As with any Hollywood development project, things are changing along the way. The original script hewed a bit too closely to Milton for the producer’s taste, for instance. Mr. Newman, by his own account, told the writers he wanted “less Adam and Eve and more about what’s happening with the archangels,” the battle in Heaven between God’s and Satan’s armies.

“In Eden there’s the nudity problem,” he pointed out, “which would be a big problem for a big studio movie.” . . .

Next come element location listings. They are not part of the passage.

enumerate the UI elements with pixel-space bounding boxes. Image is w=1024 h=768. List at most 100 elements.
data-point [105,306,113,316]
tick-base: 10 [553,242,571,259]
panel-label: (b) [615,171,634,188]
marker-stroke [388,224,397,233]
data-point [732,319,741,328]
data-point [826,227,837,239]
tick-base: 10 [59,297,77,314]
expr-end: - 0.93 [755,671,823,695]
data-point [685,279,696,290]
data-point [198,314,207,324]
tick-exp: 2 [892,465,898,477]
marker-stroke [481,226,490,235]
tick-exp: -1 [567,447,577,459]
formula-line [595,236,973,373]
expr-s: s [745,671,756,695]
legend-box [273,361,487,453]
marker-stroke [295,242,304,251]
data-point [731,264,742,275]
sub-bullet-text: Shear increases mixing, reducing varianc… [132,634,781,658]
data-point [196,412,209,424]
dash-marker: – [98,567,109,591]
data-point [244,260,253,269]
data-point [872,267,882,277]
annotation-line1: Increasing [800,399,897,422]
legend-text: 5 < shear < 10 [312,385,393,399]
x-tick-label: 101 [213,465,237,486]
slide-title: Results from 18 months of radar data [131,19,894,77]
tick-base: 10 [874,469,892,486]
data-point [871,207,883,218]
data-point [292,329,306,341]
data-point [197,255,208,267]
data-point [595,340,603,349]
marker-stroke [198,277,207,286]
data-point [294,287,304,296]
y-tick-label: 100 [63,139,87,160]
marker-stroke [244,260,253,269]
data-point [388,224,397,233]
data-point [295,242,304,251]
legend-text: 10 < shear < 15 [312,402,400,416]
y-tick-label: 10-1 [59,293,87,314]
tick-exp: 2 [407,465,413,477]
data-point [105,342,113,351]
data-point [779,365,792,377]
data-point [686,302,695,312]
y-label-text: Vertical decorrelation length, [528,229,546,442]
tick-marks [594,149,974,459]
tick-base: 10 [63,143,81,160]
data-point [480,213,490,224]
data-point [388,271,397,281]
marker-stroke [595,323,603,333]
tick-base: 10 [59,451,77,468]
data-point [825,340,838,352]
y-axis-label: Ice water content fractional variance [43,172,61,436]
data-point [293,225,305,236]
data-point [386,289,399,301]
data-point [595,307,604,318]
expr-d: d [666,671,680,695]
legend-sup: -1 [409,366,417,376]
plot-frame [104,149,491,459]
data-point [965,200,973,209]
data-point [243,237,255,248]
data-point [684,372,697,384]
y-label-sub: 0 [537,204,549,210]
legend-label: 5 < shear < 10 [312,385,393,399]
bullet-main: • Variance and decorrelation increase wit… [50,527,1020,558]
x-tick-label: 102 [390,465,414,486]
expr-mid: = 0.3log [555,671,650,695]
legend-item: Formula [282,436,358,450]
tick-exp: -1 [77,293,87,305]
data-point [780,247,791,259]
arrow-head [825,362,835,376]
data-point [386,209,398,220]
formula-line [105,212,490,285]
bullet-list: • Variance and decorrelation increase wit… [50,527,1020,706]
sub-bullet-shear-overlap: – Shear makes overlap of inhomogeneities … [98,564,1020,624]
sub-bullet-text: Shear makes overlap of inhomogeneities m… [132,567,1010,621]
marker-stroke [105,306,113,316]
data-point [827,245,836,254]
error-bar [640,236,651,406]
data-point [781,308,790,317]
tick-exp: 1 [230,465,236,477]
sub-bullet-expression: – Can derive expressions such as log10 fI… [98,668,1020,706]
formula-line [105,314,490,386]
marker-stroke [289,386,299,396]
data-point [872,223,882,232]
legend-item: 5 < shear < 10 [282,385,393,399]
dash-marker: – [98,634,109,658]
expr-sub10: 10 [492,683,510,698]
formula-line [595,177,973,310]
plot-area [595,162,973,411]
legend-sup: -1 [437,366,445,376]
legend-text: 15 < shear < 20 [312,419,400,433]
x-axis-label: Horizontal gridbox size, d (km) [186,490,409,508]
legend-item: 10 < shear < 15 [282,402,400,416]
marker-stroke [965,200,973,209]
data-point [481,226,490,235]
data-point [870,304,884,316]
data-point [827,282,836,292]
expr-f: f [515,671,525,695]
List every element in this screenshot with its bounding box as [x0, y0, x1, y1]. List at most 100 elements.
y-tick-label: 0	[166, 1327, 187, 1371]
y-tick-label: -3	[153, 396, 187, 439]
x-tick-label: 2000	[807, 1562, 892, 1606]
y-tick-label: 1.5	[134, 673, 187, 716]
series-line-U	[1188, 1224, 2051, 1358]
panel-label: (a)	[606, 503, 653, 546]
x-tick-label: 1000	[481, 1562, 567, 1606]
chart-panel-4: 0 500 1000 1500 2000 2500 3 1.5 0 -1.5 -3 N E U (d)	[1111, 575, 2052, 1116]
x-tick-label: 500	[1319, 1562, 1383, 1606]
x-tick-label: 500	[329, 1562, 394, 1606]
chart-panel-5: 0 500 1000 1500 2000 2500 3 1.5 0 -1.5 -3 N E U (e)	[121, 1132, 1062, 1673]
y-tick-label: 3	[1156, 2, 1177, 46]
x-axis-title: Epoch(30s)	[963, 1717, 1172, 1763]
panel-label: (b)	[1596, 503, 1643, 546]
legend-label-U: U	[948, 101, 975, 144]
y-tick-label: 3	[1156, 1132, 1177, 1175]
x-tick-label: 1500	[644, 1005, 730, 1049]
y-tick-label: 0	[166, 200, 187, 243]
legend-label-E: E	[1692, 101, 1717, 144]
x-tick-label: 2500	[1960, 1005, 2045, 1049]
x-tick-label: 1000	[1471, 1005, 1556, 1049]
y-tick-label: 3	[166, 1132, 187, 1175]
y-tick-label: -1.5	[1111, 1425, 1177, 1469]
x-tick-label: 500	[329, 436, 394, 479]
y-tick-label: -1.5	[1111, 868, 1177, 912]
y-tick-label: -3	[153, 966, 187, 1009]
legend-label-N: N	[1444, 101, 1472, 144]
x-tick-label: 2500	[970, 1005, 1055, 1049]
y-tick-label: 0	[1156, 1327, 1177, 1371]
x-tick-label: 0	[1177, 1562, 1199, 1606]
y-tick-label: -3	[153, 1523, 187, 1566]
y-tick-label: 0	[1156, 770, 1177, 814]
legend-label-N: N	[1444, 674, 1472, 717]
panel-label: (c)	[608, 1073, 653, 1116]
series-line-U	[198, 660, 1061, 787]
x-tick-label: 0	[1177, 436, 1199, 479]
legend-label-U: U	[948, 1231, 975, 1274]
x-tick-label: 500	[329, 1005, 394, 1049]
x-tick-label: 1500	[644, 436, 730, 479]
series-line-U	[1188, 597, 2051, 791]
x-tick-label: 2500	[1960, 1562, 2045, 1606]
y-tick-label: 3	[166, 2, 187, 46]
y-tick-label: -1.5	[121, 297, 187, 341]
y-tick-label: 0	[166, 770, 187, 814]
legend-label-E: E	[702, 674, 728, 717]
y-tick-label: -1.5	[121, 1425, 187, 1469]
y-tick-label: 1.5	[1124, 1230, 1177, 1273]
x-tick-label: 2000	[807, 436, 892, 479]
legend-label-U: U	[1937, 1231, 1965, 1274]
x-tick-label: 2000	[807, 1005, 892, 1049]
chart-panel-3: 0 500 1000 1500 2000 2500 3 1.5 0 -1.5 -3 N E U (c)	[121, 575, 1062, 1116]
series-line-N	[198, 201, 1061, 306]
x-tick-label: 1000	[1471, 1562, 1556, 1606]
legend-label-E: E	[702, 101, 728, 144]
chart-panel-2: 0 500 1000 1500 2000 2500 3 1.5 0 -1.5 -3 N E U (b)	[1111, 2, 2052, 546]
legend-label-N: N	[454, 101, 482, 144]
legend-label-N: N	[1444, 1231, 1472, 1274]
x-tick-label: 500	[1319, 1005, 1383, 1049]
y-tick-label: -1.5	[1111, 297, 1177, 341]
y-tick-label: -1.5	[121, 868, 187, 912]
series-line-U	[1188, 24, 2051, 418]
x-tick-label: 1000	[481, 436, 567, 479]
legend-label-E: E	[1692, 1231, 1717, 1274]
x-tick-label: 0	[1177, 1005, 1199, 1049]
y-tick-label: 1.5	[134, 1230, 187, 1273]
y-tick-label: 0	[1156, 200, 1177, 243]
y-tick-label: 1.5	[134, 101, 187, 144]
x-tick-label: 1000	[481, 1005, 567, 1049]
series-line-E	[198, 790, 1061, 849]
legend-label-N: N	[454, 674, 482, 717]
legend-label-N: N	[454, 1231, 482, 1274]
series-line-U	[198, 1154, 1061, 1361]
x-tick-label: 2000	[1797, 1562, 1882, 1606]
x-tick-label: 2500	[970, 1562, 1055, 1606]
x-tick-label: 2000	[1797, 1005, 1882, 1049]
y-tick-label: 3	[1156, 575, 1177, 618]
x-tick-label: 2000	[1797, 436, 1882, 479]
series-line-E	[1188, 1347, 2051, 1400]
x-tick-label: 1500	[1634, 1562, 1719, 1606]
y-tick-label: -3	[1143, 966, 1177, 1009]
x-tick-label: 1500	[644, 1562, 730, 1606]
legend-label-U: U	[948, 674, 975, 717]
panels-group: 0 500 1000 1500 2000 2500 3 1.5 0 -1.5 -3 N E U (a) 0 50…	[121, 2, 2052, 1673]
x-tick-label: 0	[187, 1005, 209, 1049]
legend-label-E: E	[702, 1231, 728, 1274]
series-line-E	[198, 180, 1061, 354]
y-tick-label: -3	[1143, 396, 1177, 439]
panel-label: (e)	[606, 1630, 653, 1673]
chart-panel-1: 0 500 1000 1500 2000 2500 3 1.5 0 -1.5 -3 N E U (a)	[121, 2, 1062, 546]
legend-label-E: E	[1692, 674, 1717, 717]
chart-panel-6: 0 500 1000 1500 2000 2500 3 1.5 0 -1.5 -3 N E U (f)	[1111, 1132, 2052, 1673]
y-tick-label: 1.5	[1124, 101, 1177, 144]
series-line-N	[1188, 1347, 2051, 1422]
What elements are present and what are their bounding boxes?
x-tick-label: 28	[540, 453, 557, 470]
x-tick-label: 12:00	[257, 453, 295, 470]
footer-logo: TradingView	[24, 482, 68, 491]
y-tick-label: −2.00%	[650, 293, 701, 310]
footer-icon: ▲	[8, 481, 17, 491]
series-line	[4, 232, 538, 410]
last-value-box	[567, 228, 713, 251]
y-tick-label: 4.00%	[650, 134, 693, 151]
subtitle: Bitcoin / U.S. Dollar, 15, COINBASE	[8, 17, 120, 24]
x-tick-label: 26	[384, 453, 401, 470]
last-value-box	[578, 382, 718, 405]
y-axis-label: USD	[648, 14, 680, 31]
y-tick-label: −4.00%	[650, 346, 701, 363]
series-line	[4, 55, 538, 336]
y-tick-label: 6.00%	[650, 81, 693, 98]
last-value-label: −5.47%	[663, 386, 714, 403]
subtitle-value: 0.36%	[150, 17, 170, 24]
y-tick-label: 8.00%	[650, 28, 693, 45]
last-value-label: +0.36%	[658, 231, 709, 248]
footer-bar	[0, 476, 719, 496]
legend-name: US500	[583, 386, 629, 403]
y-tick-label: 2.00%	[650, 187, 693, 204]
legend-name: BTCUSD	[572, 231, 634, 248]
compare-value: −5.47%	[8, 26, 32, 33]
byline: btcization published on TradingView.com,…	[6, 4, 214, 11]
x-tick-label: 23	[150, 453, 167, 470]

The filmmakers hope that “Paradise Lost” will prove enticing to Christian audiences. Mr. Hazeldine said he read “several theological tomes” because “I’m adapting Milton, and then Milton’s kind of adapting Genesis, and I wanted to make sure that for the faith audience, I guess, that they will see it more as ‘The Passion of the Christ’ than ‘The Last Temptation of Christ’ ” — that is, more a reverent treatment of Biblical material than a reconsideration. Both he and Mr. Derrickson said they are Christians, as are Mr. Newman and the script’s original writers. Even so, Mr. Newman said the film is not “a Christian endeavor or Christian movie.”

But he added that it would be “made with total adherence and respect to any of the three religions’ involvement in the story of God, the Devil and the archangels,” referring to Christianity, Judaism and Islam. But “it’s a war movie at the end of the day,” Mr. Newman said.

As a Christian, Mr. Hazeldine said, the project poses “a challenge for people like Scott and I, who have a faith, but we just love movies.” He added, “We often find that we are wondering, are we too worldly for the church and too churchy for the world?” . . .

There’s a fair bit more to the story, and it’s all worth reading. As to the nudity problem, I recommend doing something digital. If they can erase Ralph Fiennes’ nose for the Harry Potter movies, then, um, surely something can be worked out here, too.